Le jeu séduit toujours avec ses endroits lugubres et sa musique oppressante. Chaque composition retransmet parfaitement les différents recoins lugubres que Claire devra explorer. Mention spéciale pour la musique des salles de sauvegarde qui nous réconforte dans ce milieu horrifique. On est rapidement entrainé dans l’ambiance oppressante de ce Resident Evil et c’est un très bon point à noter. Graphiquement, le jeu impressionnait à l’époque et reste tout à fait convenable aujourd’hui.

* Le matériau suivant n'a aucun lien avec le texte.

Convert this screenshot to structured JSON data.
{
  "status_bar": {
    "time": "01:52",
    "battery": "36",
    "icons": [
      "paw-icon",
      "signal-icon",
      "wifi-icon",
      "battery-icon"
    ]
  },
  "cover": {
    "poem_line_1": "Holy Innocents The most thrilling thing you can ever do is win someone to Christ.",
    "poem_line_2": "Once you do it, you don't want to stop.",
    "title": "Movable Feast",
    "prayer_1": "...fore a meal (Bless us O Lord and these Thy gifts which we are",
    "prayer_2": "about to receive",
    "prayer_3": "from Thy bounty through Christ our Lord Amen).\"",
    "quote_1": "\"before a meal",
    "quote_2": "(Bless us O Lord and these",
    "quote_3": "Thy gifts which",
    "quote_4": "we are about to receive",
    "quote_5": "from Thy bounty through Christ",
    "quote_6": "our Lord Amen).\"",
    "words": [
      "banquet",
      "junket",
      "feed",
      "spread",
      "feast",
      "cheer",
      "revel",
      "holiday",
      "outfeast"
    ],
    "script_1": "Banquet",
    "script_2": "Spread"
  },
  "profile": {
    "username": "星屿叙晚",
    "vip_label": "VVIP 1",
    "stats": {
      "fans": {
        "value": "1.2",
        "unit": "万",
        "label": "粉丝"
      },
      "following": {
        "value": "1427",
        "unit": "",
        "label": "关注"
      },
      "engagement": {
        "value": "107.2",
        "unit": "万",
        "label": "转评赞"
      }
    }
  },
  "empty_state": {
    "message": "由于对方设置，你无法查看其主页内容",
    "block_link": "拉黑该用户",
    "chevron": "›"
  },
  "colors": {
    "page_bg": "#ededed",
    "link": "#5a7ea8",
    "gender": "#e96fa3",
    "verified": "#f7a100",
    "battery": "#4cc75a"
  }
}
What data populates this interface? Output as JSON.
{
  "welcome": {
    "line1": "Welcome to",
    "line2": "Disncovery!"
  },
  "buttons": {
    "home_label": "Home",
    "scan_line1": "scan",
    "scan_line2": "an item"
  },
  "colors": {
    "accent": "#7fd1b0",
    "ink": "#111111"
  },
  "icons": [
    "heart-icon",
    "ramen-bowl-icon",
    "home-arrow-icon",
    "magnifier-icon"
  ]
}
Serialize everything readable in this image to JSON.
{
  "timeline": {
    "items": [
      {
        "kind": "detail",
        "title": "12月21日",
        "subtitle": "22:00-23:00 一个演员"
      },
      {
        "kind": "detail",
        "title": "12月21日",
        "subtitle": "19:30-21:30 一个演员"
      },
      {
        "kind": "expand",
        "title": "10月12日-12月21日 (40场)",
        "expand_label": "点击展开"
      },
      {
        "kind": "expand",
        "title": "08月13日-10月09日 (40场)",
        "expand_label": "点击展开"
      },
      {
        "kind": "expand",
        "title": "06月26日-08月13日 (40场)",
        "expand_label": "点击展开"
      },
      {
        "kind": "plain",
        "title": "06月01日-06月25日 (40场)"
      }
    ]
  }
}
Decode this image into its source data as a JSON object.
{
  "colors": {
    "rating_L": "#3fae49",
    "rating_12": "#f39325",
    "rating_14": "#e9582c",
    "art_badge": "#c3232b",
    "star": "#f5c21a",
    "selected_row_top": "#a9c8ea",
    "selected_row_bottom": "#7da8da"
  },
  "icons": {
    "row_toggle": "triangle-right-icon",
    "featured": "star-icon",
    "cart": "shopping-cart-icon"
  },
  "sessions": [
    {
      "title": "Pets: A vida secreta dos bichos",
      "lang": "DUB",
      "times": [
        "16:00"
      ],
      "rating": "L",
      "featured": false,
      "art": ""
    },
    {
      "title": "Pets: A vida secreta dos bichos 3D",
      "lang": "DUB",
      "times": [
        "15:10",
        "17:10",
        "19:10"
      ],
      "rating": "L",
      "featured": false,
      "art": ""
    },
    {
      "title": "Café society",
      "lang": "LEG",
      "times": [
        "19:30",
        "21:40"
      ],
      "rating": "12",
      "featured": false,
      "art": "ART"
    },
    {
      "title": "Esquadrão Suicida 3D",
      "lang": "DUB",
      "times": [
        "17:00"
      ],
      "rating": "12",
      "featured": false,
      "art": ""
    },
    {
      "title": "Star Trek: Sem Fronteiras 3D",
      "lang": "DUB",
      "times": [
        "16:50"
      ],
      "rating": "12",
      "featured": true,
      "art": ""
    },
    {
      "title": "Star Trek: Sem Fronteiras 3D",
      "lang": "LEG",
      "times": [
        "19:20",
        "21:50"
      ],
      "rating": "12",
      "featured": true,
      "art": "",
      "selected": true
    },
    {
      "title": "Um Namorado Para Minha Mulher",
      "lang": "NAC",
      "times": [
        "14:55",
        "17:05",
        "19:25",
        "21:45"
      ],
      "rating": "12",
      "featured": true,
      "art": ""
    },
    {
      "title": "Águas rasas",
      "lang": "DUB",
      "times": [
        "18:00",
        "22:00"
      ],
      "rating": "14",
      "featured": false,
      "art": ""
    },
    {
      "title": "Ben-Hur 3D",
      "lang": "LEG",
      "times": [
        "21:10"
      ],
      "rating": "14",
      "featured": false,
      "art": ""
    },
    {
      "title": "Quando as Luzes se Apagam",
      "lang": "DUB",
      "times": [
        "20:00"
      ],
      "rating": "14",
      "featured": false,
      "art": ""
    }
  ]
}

Resident Evil : Code Veronica a également connu bon nombre de portages sur plusieurs supports. Commençons tout d’abord par sa première sortie sur Dreamcast dont les graphismes ont su montrer tout le savoir-faire de Capcom à cette époque. Support oblige, le soft est séparé sur 2 GD-ROMS dû à la longueur de l’histoire et des nombreux environnements. Vient ensuite la version PS2 avec quelques ajouts de cinématiques (dont Wesker est à l’honneur), un changement de coupe pour Steve, une aventure sur un seul DVD et une démo de Devil May Cry en prime. Notons également qu’une nouvelle version Dreamcast baptisée « Complete » reprend totalement le contenu PS2 mais dont la sortie se limite uniquement au Japon. Code Veronica a également eu le droit à un portage sur Gamecube, en compagnie de RE2 et RE3. Portage oblige, le jeu a également eu le droit à une sortie sur le PSN et le Xbox Live (et en boîte au Japon avec une compilation Revival Selection). On peut ainsi constater un jeu plus rapide et des ajustements graphiques, le plus flagrant restant la modélisation de l’eau. Si vous cherchez à vous procurer le jeu, je vous conseille de vous tourner vers la version Dreamcast ou PS2. La version PS2 est assez facile à trouver aussi bien en brocante que dans les magasins d’occaz, surtout que le soft a connu une version platinum. Notons également que les portages PS3/Xbox 360 proposent un classement en ligne et des trophées/succès, une liste intéressante puisqu’il sera nécessaire de redoubler d’effort pour tout acquérir. Par exemple, il vous sera demandé d’obtenir le rang A ou de finir le mode battle avec le meilleur classement et avec tous les personnages et croyez moi, finir ce bonus avec un Wesker qui ne dispose que d’un couteau peut s’avérer être difficile.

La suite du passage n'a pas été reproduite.